Now... and I left this bit to the end, you asked if the type of fat has some bearing in all this. The answer seems to be "yes". Just as not all fats are created equal, not all fats are used in the same way either. Mary Enig has described this in detail, and the simplest way to explain it is by saying that the length of the fatty acids has a lot to do with the way they're used. Thus, some fats will be more likely to be stored, and some other more likely to be used for heat production (some won't even go through the same oxidation process as long chain saturated fatty acids do, and they will produce more heat than a usable form of energy for the cells... ATP). There is an interesting study in rats, where the animals (which are normally prone to be obese) were fed a low calorie, high fat diet. Talk about confusion... how come something can be low calorie but high in fat? Well, what they did is to give 40% less calories to those rats, but more than 60% of those less calories came from saturated fat. Of course, those rats didn't become obese and adapted quite well to that kind of caloric restriction (which brings us back to the concept that a calorie is not a calorie, is not a calorie).

So, all this fits very well into what we always like to repeat on this board.
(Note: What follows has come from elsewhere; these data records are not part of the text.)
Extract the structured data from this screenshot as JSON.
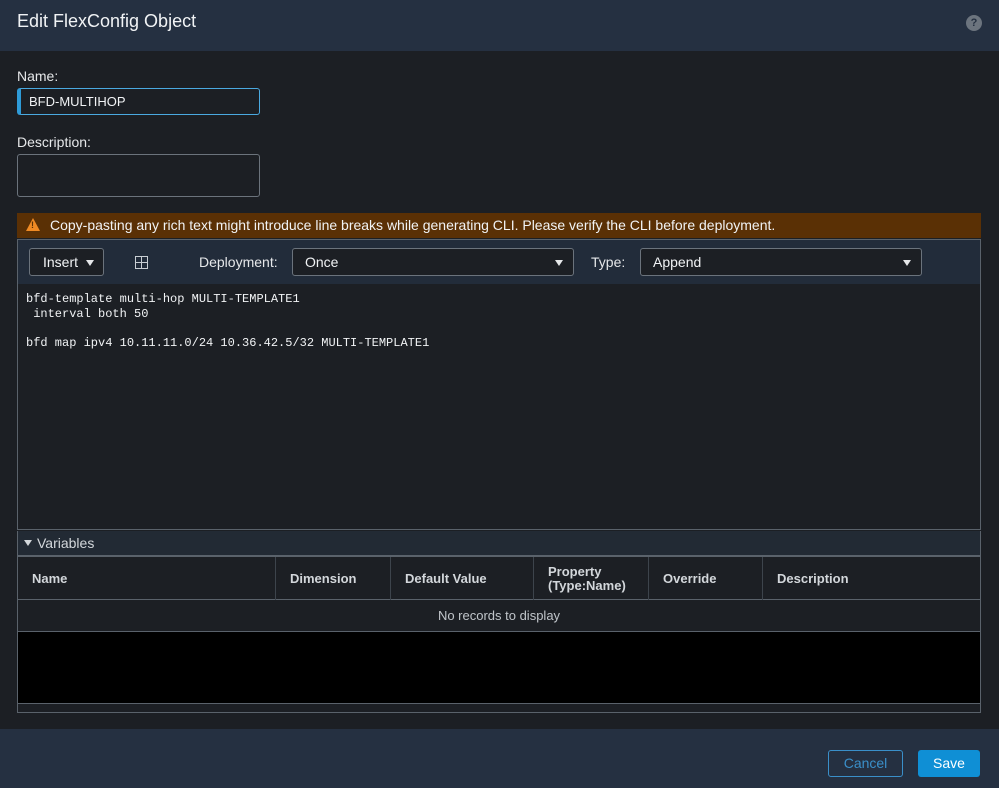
{
  "dialog": {
    "title": "Edit FlexConfig Object",
    "help_icon": "question-circle-icon",
    "help_glyph": "?"
  },
  "form": {
    "name_label": "Name:",
    "name_value": "BFD-MULTIHOP",
    "description_label": "Description:",
    "description_value": ""
  },
  "warning": {
    "icon": "warning-triangle-icon",
    "text": "Copy-pasting any rich text might introduce line breaks while generating CLI. Please verify the CLI before deployment."
  },
  "toolbar": {
    "insert_label": "Insert",
    "table_icon": "insert-table-icon",
    "deployment_label": "Deployment:",
    "deployment_value": "Once",
    "type_label": "Type:",
    "type_value": "Append"
  },
  "code": {
    "text": "bfd-template multi-hop MULTI-TEMPLATE1\n interval both 50\n\nbfd map ipv4 10.11.11.0/24 10.36.42.5/32 MULTI-TEMPLATE1"
  },
  "variables": {
    "section_label": "Variables",
    "columns": [
      "Name",
      "Dimension",
      "Default Value",
      "Property (Type:Name)",
      "Override",
      "Description"
    ],
    "empty_text": "No records to display"
  },
  "footer": {
    "cancel_label": "Cancel",
    "save_label": "Save"
  },
  "colors": {
    "accent": "#0f8fd5",
    "warning_bg": "#5a3005",
    "warning_icon": "#f08a24"
  }
}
We don't care much about the amount of fat, but we do care about the quality of it because it won't be treated in the same way, and we an use that knowledge to tailor our food intake so we make the best of our adequate amount of protein and moderate amount of fat with the benefits of not too much carbohydrate around.

Andů.

To begin with, the link between fat and cholesterol may be the fact that cholesterol is made out of a very well known molecule: Acetyl-CoA. Fat metabolism produces Acetyl-CoA, therefore, fat metabolism leads to cholesterol and the more Acetyl-CoA is produced, the more cholesterol is made. Nothing could be more far from the truth. While it's true that Acetyl-CoA is the starting block in the synthesis of cholesterol, it is not true that only fat metabolism produces Acetyl-CoA. In fact, glucose metabolism also produces Acetyl-CoA, and when there is excess glucose being obtained from excess carbohydrates in the diet, the amount of Acetyl-CoA obtained from that is significantly higher. Moreover, the key regulatory enzyme in the synthesis of cholesterol is activated by insulin and inhibited by glucagon... and what insulin does to fat oxidation? It shuts it down. So, where is the link?

In the clinic, the assumptions are different. The measurement of cholesterol in the clinic is based on the use of a formula, the Friedewald formula, and the clinical utility of such formula (which by the way goes back to 1972) is based on two assumptions, as explained by Sniderman et al (they published a review on the "Achilles heel" of the Friedewald formula). The first is explicit: assumes that the ratio of triglyceride to cholesterol in VLDLs is constant (which is not... see previous post). The second is implicit: assumes that LDL-cholesterol is the most accurate measure of risk related to LDL. Sniderman writes Both assumptions are demonstrably wrong and the errors that result are common and important and can lead to less than ideal clinical decision-making and clinical care.
In regards to LDL particle size, wouldn't you think that LDL which is predominantly Pattern A(large particles)would provide conditions that will favorably promote increased levels of HDL? This makes sense to me, since high triglycerides seem to be more strongly correlated with low HDL, and small LDL particle size. Niacin appears to clearly illustrate such an effect. It raises HDL, while simultaneously increasing LDL particle size. Statins don't even do that. So, does one have anything to do with the other, or is it merely a coincidence? I'm inclined to believe there may be a connection.